Destination components are always the last component in a package.
To define the Google BigQuery destination:
- Add a Google BigQuery Destination component at the end of your dataflow.
- Open the component and name it.
- Define the parameters for connecting to your BigQuery as follows (for more information, see Allow Xplenty access to my Google BigQuery dataset):
- Google bigQuery connection - either click the drop-down arrow and select an existing connection, or click create new to create a new connection.
- Target table - the name of an existing table in your database. If the table doesn't exist or cannot be created, a failure will occur. Data can be inserted into a partitioned table by specifying the partition to insert into using the notation table$partition (e.g. events$20160405).

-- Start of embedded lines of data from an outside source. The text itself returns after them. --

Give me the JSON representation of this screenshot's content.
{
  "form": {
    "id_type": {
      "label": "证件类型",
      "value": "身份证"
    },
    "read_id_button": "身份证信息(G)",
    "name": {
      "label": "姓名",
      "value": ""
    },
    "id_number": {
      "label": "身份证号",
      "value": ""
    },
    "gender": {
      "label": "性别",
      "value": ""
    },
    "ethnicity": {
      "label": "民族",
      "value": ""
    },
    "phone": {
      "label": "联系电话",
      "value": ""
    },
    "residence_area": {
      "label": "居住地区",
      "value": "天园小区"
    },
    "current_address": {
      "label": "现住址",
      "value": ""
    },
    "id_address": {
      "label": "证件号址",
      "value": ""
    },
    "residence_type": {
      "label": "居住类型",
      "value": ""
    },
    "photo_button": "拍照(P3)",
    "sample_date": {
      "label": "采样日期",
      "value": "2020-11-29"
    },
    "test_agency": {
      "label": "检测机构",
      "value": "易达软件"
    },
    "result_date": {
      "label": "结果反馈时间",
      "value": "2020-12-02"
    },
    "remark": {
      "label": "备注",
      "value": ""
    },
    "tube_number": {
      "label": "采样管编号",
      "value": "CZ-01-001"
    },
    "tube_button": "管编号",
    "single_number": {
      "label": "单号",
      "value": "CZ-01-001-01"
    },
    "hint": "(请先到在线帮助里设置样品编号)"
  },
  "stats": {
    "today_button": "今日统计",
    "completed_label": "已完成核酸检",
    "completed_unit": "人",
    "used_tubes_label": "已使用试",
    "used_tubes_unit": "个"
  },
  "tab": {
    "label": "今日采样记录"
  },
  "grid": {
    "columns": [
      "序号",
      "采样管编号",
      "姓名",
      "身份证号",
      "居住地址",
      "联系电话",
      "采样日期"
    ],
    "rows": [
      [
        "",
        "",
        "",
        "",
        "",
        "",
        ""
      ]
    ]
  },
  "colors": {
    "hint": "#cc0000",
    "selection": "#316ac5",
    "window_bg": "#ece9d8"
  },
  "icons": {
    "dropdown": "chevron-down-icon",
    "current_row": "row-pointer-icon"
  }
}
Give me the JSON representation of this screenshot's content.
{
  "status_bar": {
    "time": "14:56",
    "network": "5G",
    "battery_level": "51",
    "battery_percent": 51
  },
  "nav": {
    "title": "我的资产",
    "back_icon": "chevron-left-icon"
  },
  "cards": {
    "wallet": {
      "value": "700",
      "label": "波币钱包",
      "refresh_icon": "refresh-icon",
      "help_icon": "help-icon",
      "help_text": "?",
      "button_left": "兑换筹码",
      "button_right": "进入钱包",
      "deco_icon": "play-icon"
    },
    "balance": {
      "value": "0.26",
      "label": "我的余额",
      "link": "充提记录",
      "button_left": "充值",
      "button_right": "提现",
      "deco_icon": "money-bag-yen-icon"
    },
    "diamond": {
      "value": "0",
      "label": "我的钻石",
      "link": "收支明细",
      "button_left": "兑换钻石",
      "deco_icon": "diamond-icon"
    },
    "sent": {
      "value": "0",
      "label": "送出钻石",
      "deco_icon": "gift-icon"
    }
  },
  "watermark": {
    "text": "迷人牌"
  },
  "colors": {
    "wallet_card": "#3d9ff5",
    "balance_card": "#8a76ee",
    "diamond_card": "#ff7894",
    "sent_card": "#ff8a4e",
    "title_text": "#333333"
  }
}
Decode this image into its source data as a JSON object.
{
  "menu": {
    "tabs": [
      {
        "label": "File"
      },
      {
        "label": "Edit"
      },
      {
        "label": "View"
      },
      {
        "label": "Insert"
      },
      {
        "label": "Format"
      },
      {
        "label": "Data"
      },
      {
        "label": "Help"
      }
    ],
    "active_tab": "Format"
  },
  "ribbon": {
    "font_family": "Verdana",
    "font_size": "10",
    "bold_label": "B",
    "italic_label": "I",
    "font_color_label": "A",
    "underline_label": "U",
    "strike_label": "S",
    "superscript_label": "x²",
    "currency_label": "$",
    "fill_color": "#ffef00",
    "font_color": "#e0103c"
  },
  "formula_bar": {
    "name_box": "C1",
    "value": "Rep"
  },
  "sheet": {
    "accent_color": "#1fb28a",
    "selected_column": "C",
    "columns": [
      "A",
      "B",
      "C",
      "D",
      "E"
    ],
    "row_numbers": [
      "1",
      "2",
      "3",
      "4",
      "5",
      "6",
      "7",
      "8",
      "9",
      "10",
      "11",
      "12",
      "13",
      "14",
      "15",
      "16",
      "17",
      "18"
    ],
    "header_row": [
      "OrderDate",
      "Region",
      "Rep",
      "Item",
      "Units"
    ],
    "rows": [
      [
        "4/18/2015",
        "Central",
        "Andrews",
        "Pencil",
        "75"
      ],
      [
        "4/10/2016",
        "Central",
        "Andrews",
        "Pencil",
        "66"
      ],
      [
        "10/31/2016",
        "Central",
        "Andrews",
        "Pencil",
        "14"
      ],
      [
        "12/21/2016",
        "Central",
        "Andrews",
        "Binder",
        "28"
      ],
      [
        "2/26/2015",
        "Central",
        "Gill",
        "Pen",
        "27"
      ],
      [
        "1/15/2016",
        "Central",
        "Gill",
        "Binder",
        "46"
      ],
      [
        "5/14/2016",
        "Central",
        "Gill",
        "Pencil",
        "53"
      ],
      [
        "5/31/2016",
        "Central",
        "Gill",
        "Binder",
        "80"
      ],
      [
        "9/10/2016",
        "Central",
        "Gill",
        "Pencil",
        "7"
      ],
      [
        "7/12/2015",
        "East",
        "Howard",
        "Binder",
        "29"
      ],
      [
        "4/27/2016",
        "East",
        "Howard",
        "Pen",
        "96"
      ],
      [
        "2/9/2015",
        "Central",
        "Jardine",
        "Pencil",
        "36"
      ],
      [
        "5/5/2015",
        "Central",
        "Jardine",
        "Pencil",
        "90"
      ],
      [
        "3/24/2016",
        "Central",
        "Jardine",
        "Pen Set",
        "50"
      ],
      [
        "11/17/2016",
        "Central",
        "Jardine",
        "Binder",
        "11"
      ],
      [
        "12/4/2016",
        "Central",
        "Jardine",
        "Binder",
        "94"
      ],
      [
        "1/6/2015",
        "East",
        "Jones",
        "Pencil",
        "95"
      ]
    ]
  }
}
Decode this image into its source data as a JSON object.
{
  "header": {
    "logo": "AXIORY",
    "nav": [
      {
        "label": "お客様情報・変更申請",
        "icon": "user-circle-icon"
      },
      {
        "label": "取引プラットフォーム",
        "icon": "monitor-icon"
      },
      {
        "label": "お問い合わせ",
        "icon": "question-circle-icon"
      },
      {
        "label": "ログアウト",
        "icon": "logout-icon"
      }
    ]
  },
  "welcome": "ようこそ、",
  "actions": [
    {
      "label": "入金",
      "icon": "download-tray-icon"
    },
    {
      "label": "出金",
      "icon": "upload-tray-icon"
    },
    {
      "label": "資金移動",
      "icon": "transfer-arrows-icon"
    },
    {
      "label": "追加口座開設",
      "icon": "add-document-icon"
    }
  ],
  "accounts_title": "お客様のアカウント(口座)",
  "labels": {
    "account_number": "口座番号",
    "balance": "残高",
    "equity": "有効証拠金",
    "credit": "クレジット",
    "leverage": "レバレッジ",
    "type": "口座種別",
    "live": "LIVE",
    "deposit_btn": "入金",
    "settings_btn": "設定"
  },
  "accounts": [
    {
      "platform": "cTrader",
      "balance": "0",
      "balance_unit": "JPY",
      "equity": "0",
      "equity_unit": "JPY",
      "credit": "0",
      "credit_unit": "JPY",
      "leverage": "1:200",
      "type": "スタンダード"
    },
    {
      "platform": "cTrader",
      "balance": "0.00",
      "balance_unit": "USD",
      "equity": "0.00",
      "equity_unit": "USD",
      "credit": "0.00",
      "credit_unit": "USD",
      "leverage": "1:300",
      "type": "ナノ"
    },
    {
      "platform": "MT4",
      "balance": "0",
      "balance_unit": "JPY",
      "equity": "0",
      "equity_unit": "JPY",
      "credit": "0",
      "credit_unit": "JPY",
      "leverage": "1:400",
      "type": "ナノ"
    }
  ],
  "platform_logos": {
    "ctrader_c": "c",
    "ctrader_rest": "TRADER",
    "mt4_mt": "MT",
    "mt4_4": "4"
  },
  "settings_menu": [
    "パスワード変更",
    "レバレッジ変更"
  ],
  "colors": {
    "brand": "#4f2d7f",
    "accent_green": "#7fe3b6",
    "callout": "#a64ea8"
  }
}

- Max bad records - if loading data into Google BigQuery returns fewer errors than this value, it continues without failing.
- Operation type - the method of data insertion
- Insert - default behavior. Data will only be appended to the target table.
- Truncate and Insert - truncate the target table before the data flow executes and insert the data into the target table.
- Merge - data will be inserted and/or updated in the target table according to the defined key(s). See details below.
- Create table - check Create table if you want Xplenty to attempt to create a table. If a table with the same name already exists in the data set, data insertion will proceed, unless the mapping, as described in the next paragraph, fails.
Then click the Test Connection button to help check that the connection is good and that the target table exists.
Merging data into an existing table
The merge operation is done in the following steps:
- A staging table is created and the data flow's data is stored in it.
- Note: The incoming data must be unique according to the key fields you selected. You may use the aggregate component or the limit component to make sure that the key fields are indeed unique. A workaround for this kind of failure can be to use a Limit component and add the key field/s as a partition and limit it to 1 thus removing duplicates.
- The target table is copied onto a new table (target-copy) and is cleaned up.
- Data that exists in the staging table that doesn't exist in target-copy is inserted into the target table.
- Data that exists in both staging table and target-copy is joined, columns values are taken from the staging table unless they are null.
- Both staging table and target-copy table are dropped.
- In case of an error, the process tries to copy the target-copy back on to the original table.